Your first closure compiles down to (on AArch64):
ldp x8, x9, [x20, #0x10]
mov w10, #0xa
str x10, [x8, #0x10]
mov w8, #0x14
str x8, [x9, #0x10]
ret
No barrier instructions or anything like that.
The second closure has a bit more boilerplate, for loading the closure's context and finding the address of the heap-allocated values, but it's essentially:
ldr x9, [x9, #0x10]
str x9, [x8, #0x10]
ldr x8, [x11, #0x10]
str x8, [x10, #0x10]
Again, no barriers of any kind (in these closures themselves - GCD likely emits full barriers between blocks).
AArch64 only guarantees a particular apparent² order of memory accesses when any of:
- There is a data dependency between the two accesses (e.g. the first writes to an address, the second reads from it).
- There is an address dependency between the two accesses (e.g. the first one reads a pointer value from memory, the second reads from the pointed-to address).
- There is a control dependency between the two accesses (e.g. the first one is checked for equality to zero and the second is conditionalised on the result).
- There is a relevant barrier instruction between them (e.g.
dmb).
¹ CPU's don't have to reorder things, of course, and even modern CPUs might be somewhat if not entirely in-order if their priority is energy efficiency.
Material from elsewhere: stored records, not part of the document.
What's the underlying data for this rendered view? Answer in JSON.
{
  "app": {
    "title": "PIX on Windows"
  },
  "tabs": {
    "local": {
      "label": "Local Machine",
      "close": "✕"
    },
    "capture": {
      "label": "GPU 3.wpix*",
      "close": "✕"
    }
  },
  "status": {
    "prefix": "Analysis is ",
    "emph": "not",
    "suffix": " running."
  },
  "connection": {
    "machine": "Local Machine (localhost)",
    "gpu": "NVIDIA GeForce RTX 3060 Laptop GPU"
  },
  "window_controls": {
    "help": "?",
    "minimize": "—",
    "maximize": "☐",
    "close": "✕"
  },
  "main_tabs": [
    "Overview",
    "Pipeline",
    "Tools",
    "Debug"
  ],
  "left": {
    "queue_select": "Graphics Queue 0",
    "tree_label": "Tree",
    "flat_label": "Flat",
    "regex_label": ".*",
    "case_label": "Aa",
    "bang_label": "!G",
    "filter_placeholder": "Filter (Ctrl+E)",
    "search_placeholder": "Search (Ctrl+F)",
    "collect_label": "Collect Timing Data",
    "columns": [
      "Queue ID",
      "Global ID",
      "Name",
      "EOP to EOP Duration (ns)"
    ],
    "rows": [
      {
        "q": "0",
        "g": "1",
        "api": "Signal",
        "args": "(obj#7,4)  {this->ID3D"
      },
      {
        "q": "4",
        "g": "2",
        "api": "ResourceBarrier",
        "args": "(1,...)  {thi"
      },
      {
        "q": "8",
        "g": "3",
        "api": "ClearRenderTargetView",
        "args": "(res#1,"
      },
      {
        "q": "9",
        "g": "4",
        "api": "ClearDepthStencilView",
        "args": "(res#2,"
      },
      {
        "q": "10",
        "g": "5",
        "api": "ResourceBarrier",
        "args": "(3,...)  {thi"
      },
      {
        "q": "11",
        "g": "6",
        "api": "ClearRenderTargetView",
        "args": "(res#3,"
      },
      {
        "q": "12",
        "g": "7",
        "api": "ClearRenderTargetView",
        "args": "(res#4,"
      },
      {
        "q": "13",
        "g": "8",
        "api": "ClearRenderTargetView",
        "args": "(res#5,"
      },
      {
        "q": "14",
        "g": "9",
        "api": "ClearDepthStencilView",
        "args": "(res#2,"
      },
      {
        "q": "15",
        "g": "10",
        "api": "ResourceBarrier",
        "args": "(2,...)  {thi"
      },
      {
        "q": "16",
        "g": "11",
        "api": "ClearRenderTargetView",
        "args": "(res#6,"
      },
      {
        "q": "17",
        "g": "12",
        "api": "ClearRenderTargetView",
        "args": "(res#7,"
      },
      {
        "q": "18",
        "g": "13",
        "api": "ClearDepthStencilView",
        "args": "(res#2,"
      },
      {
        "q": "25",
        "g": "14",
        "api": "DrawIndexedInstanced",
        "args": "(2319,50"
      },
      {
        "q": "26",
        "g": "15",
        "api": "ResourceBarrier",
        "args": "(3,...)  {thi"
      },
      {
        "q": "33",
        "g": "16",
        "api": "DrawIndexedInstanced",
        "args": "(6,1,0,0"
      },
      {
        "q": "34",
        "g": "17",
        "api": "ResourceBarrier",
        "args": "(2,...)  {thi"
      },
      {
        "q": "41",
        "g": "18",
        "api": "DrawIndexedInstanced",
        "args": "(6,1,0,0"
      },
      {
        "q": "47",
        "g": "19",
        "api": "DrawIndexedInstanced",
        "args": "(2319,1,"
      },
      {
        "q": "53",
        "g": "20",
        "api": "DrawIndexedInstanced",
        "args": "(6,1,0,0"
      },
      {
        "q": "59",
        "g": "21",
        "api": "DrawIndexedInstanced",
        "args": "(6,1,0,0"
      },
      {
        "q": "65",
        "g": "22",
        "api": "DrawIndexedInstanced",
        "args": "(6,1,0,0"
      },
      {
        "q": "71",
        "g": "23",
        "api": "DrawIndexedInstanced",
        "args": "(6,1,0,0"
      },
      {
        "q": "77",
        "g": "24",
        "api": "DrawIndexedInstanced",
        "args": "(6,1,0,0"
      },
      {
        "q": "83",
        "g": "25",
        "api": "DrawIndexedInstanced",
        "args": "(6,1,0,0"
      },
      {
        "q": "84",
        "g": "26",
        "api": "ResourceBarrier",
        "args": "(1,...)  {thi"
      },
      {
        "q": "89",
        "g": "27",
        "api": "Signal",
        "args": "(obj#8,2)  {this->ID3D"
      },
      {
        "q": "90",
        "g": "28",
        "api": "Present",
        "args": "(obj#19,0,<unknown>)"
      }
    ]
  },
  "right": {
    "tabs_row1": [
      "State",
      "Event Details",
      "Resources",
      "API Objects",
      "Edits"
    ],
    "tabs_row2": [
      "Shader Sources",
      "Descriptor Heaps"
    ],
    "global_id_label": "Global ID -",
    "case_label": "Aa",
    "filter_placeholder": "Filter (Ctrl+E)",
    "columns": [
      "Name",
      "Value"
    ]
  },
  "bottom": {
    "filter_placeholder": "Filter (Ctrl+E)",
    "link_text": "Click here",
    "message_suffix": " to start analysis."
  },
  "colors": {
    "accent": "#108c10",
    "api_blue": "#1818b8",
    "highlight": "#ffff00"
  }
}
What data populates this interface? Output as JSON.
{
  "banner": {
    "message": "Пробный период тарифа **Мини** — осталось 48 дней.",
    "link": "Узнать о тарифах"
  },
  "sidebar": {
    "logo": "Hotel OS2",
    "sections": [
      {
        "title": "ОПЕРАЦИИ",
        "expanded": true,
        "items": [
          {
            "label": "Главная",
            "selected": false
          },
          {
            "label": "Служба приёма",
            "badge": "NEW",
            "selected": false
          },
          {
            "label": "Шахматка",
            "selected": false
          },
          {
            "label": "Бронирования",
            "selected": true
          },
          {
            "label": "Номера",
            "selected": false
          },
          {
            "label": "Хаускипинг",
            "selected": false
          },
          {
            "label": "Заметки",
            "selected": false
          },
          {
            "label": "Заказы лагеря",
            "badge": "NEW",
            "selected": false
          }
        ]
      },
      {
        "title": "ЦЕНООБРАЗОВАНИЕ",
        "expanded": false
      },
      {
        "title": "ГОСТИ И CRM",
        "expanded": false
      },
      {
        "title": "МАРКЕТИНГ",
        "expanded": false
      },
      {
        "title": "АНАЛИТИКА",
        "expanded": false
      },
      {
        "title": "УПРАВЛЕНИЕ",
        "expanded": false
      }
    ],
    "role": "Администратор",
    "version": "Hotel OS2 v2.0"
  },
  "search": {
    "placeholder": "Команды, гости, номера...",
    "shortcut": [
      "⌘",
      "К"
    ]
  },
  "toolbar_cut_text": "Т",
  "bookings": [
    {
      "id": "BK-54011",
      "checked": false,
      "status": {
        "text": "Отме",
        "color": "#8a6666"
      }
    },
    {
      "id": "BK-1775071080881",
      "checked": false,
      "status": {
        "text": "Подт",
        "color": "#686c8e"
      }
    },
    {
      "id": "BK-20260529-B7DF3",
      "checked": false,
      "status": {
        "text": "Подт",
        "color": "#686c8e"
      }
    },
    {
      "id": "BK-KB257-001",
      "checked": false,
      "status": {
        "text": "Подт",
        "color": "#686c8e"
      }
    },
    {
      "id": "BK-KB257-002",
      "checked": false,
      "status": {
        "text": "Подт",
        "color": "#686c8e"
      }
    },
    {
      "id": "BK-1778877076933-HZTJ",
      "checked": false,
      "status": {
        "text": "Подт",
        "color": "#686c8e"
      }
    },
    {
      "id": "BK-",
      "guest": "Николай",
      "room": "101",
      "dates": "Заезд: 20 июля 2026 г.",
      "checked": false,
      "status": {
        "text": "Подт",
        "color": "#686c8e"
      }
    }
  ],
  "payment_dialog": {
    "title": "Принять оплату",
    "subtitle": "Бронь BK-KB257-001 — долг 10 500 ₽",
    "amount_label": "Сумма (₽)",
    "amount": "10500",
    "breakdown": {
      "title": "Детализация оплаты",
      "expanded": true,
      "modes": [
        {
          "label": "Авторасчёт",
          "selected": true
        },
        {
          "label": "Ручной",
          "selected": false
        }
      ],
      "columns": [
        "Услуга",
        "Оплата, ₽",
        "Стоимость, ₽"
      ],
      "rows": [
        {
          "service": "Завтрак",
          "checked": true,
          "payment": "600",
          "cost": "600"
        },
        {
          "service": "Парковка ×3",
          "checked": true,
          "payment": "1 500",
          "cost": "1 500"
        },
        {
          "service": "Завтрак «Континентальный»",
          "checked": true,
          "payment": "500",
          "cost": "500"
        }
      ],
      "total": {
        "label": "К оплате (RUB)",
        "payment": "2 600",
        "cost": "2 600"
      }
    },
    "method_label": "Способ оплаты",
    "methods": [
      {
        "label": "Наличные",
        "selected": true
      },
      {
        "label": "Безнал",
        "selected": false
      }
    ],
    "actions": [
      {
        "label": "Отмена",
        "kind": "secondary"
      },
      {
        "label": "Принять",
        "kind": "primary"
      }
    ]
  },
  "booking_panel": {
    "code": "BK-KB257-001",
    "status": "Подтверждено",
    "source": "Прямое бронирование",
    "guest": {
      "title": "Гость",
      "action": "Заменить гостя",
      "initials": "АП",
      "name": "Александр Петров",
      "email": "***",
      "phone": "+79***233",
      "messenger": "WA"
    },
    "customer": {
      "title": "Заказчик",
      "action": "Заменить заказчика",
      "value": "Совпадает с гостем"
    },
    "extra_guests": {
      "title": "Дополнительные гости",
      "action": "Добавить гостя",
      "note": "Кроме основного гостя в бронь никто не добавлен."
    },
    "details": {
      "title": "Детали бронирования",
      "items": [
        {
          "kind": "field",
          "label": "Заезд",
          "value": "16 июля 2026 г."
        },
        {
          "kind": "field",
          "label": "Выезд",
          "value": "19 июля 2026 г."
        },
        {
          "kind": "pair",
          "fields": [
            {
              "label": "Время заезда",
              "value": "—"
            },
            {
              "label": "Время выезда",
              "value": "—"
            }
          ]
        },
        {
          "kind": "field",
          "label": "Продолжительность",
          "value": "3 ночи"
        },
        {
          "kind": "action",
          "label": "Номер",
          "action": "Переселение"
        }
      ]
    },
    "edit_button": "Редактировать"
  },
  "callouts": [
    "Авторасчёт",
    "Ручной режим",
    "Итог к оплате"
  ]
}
Though the compiler is still free to reorder instructions. LLVM seems to avoid re-ordering unless there's a clear reason for it, although it'd be entirely within spec to literally reorder independent operations randomly for the hell of it. I don't know if swiftc / LLVM has a mode to do this, but it'd be useful if it did for fuzz-testing for missing barriers.
² Technically the CPU is free to do whatever it wants as long as it presents the appearance of obeying these rules. e.g. it might speculatively read something out of order, or guess what the read value will be, and only redo the read if it turns out it guessed wrong.